Buono famiglia, secondo il Sunia su 1500 richieste, accettate solo poco più di un centinaio

Milazzo: "È gravissimo che l’utenza abbia grosse difficoltà ad acquisire informazioni sullo stato dei  procedimenti"

Il Sunia di Catania, sindacato degli inquilini, segnala che delle mille 500 domande presentate per il buono famiglia nel mese di aprile sono state solo poco più di un centinaio quelle inoltrate per il pagamento. “È inoltre gravissimo che l’utenza abbia grosse difficoltà ad acquisire informazioni sullo stato dei  procedimenti – affermano dal sindacato – e altrettanto grave è la mancanza di un progetto che definisca i tempi entro cui saranno esitate tutte le domande”.

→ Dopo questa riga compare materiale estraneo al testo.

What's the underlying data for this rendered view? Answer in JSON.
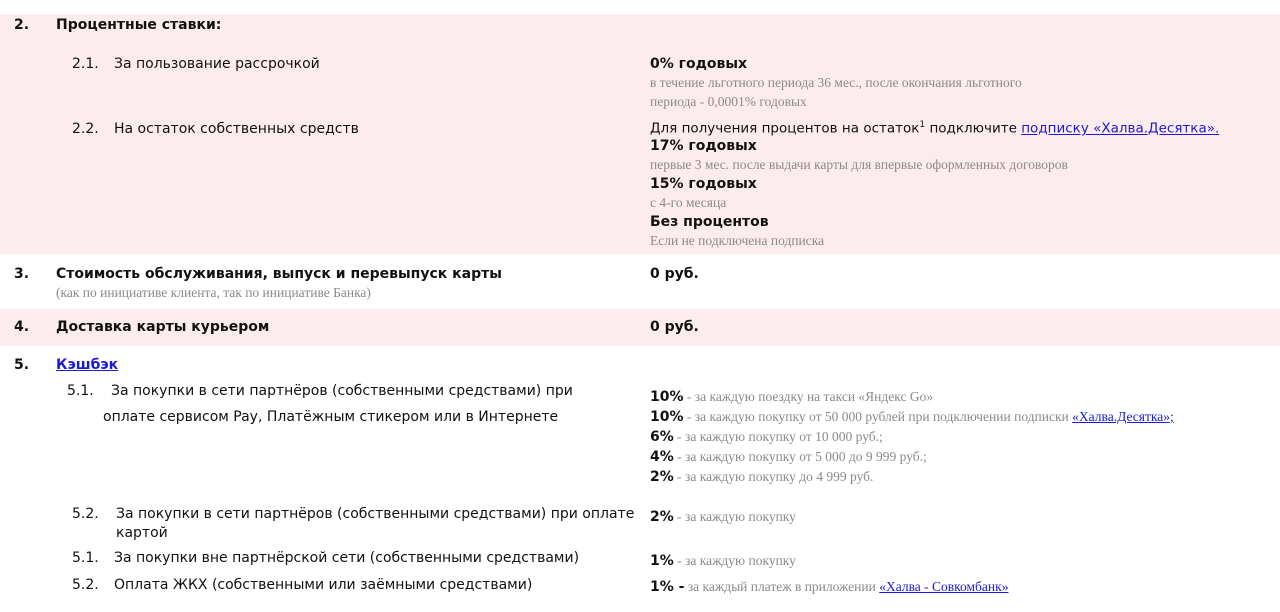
{
  "sections": {
    "s2": {
      "num": "2.",
      "title": "Процентные ставки:",
      "items": [
        {
          "num": "2.1.",
          "label": "За пользование рассрочкой",
          "value": "0% годовых",
          "note_1": "в течение льготного периода 36 мес., после окончания льготного",
          "note_2": "периода - 0,0001% годовых"
        },
        {
          "num": "2.2.",
          "label": "На остаток собственных средств",
          "intro": "Для получения процентов на остаток",
          "intro_sup": "1",
          "intro_2": " подключите ",
          "link": "подписку «Халва.Десятка».",
          "rate_1": "17% годовых",
          "rate_1_note": "первые 3 мес. после выдачи карты для впервые оформленных договоров",
          "rate_2": "15% годовых",
          "rate_2_note": "с 4-го месяца",
          "rate_3": "Без процентов",
          "rate_3_note": "Если не подключена подписка"
        }
      ]
    },
    "s3": {
      "num": "3.",
      "title": "Стоимость обслуживания, выпуск и перевыпуск карты",
      "note": "(как по инициативе клиента, так по инициативе Банка)",
      "value": "0 руб."
    },
    "s4": {
      "num": "4.",
      "title": "Доставка карты курьером",
      "value": "0 руб."
    },
    "s5": {
      "num": "5.",
      "title": "Кэшбэк",
      "items": [
        {
          "num": "5.1.",
          "label_1": "За покупки в сети партнёров (собственными средствами) при",
          "label_2": "оплате сервисом Pay, Платёжным стикером или в Интернете",
          "rows": [
            {
              "pct": "10%",
              "text": " - за каждую поездку на такси «Яндекс Go»"
            },
            {
              "pct": "10%",
              "text": " - за каждую покупку от 50 000 рублей при подключении подписки ",
              "link": "«Халва.Десятка»;"
            },
            {
              "pct": "6%",
              "text": " - за каждую покупку от 10 000 руб.;"
            },
            {
              "pct": "4%",
              "text": " - за каждую покупку от 5 000 до 9 999 руб.;"
            },
            {
              "pct": "2%",
              "text": " - за каждую покупку до 4 999 руб."
            }
          ]
        },
        {
          "num": "5.2.",
          "label_1": "За покупки в сети партнёров (собственными средствами) при оплате",
          "label_2": "картой",
          "pct": "2%",
          "text": " - за каждую покупку"
        },
        {
          "num": "5.1.",
          "label_1": "За покупки вне партнёрской сети (собственными средствами)",
          "pct": "1%",
          "text": " - за каждую покупку"
        },
        {
          "num": "5.2.",
          "label_1": "Оплата ЖКХ (собственными или заёмными средствами)",
          "pct": "1% -",
          "text": " за каждый платеж в приложении ",
          "link": "«Халва - Совкомбанк»"
        }
      ]
    }
  },
  "colors": {
    "band": "#fdeced",
    "link": "#1a1ad6",
    "note": "#8a8a8a"
  }
}
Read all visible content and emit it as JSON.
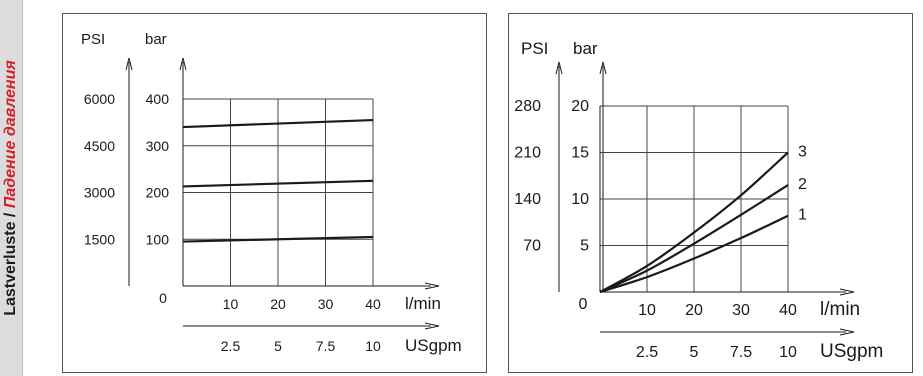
{
  "sidebar": {
    "label_de": "Lastverluste",
    "separator": "/",
    "label_ru": "Падение давления",
    "accent_color": "#d3202a"
  },
  "chart_data": [
    {
      "type": "line",
      "axis_titles": {
        "psi": "PSI",
        "bar": "bar"
      },
      "y_bar_ticks": [
        "100",
        "200",
        "300",
        "400"
      ],
      "y_psi_ticks": [
        "1500",
        "3000",
        "4500",
        "6000"
      ],
      "origin_label": "0",
      "x_lmin": {
        "label": "l/min",
        "ticks": [
          "10",
          "20",
          "30",
          "40"
        ]
      },
      "x_usgpm": {
        "label": "USgpm",
        "ticks": [
          "2.5",
          "5",
          "7.5",
          "10"
        ]
      },
      "ylim_bar": [
        0,
        400
      ],
      "xlim_lmin": [
        0,
        40
      ],
      "grid": true,
      "series": [
        {
          "x": [
            0,
            40
          ],
          "y": [
            95,
            105
          ]
        },
        {
          "x": [
            0,
            40
          ],
          "y": [
            213,
            225
          ]
        },
        {
          "x": [
            0,
            40
          ],
          "y": [
            340,
            355
          ]
        }
      ]
    },
    {
      "type": "line",
      "axis_titles": {
        "psi": "PSI",
        "bar": "bar"
      },
      "y_bar_ticks": [
        "5",
        "10",
        "15",
        "20"
      ],
      "y_psi_ticks": [
        "70",
        "140",
        "210",
        "280"
      ],
      "origin_label": "0",
      "x_lmin": {
        "label": "l/min",
        "ticks": [
          "10",
          "20",
          "30",
          "40"
        ]
      },
      "x_usgpm": {
        "label": "USgpm",
        "ticks": [
          "2.5",
          "5",
          "7.5",
          "10"
        ]
      },
      "ylim_bar": [
        0,
        20
      ],
      "xlim_lmin": [
        0,
        40
      ],
      "grid": true,
      "series": [
        {
          "name": "1",
          "x": [
            0,
            10,
            20,
            30,
            40
          ],
          "y": [
            0,
            1.6,
            3.6,
            5.8,
            8.2
          ]
        },
        {
          "name": "2",
          "x": [
            0,
            10,
            20,
            30,
            40
          ],
          "y": [
            0,
            2.3,
            5.2,
            8.3,
            11.5
          ]
        },
        {
          "name": "3",
          "x": [
            0,
            10,
            20,
            30,
            40
          ],
          "y": [
            0,
            2.8,
            6.4,
            10.4,
            15
          ]
        }
      ]
    }
  ]
}
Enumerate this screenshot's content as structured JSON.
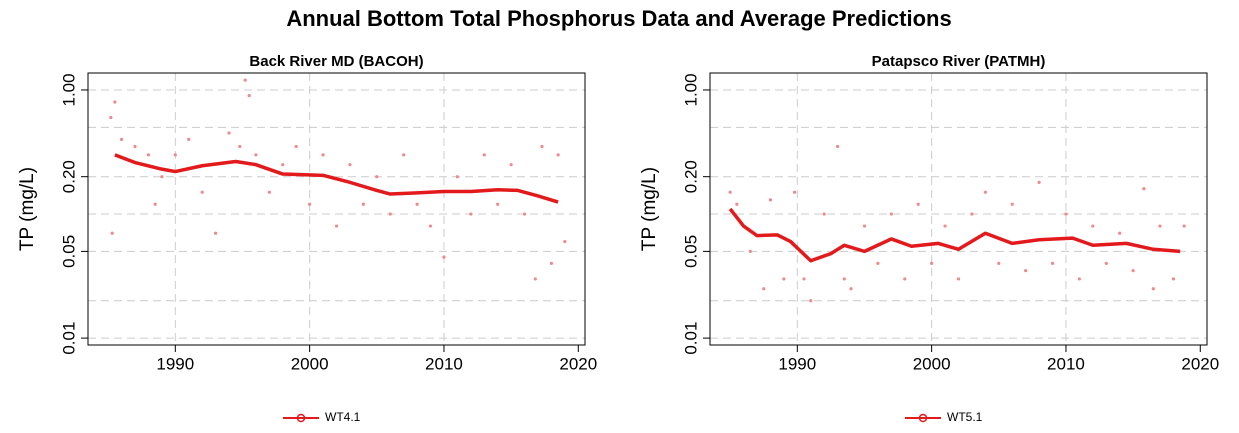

Per la segretaria del sindacato, Giusi Milazzo, a Catania il disagio abitativo “è ulteriormente aggravato  dal fermo dell’ attività dell’Agenzia per la locazione che avrebbe dovuto offrire aiuto nell’emergenza alle famiglie in stato di deprivazione abitativa e che invece ha chiuso i battenti  dallo scorso marzo. Riteniamo che non ci sia alcuna giustificazione, neanche  le necessarie precauzioni  da adottare per prevenire  eventuali contagi”.

Continua Milazzo: “Da mesi chiediamo all’ assessore comunale alle Politiche per la famiglia, Giuseppe Lombardo e al direttore della struttura, un incontro per definire tempi e procedure per attuare misure a sostegno delle famiglie in stato di bisogno. Pensiamo che un servizio importante come quello dell’Agenzia proprio in un momento di bisogno, avrebbe dovuto essere potenziato, anche mettendo a disposizione degli operatori locali idonei e sicuri. Abbiamo la grande preoccupazione  che le ulteriori somme per i contributi all’affitto che lo Stato sta per erogare e che per la Sicilia ammontano  a circa 13 milioni di euro,  non riusciranno ad impedire che molte famiglie perdano la casa”.